Sconfessa la declamata
identità la vita e persino le tragiche circostanze della morte di Sebastiano
Tusa, che andrebbe ricordato, non solo per l’ultimo suo incarico
tecnico-politico, ma per quel lampo di genio, quella visionarietà che
lo portò a pensare e costruire la Soprintendenza del
Mare.
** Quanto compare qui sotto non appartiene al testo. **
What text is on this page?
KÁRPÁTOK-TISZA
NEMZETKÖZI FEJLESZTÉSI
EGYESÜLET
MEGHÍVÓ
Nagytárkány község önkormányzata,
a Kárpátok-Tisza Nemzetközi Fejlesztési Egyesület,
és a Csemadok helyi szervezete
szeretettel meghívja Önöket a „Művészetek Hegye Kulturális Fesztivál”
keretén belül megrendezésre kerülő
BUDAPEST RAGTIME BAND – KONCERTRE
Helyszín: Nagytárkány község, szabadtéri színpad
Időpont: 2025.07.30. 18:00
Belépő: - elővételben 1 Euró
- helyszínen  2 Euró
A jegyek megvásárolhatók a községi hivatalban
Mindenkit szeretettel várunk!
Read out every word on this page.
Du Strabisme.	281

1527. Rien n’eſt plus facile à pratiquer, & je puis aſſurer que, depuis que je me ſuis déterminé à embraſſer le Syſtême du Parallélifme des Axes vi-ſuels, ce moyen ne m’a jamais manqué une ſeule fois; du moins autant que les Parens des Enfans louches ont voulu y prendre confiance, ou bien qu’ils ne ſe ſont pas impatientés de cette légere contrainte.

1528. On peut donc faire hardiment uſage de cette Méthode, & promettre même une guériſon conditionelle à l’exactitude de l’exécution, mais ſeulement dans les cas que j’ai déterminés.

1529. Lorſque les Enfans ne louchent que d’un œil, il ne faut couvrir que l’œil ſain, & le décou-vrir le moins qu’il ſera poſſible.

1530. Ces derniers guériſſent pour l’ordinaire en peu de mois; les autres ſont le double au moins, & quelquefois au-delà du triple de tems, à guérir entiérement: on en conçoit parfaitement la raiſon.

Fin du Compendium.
Un’aspirazione a uscire dai confini ristretti dell’isola, come un
novello Ulisse, per approdare in sconosciuti lidi, muovendosi dentro quel
liquido meticcio di cui è pregna la civiltà attraversata da quel mare
multietnico e multicolore che è il Mediterraneo.
Le medesime acque che,
all’alba del XVII secolo, traversava Michelangelo Merisi fuggiasco a Malta
e poi di ritorno verso la Penisola riattraversava compiendo quella importante
tappa in Sicilia per cui oggi abbiamo i due Caravaggio di Messina (l’Adorazione
dei pastori e la Resurrezione di Lazzaro) e il Seppellimento
di Santa Lucia di Siracusa, opere che ci mettono dinanzi al fatto
concreto che non si può parlare di identità al cospetto della grandezza
dell’arte di Caravaggio. E’ vero però che la sua lezione in Sicilia lasciò
un’impronta inconfondibile nella pittura dell’isola, che a Siracusa è
testimoniata dall’opera dell’amico e allievo Mario Minniti e nelle altre città
della Sicilia trova evidenti eco in numerosi epigoni, ma gli effetti della sua
arte varcheranno le Alpi.
Pittura struggente
d’umanità quella di Caravaggio, arte trasgressiva e ribelle, pensiero
allucinato che ferma sulla tela l’immagine di Lucia, una giovane vittima del
potere costituito, mentre viene seppellita in una latomia-carcere di Siracusa,
a pochi passi dal luogo deputato a raccontare la tragedia: il teatro. Un
palinsesto di rimandi, il Caravaggio di Siracusa, fragilissimo
che si tiene assieme solo nella città aretusea e che l’umanità non può
rischiare di perdere per il capriccio del Duveen** dei nostri giorni.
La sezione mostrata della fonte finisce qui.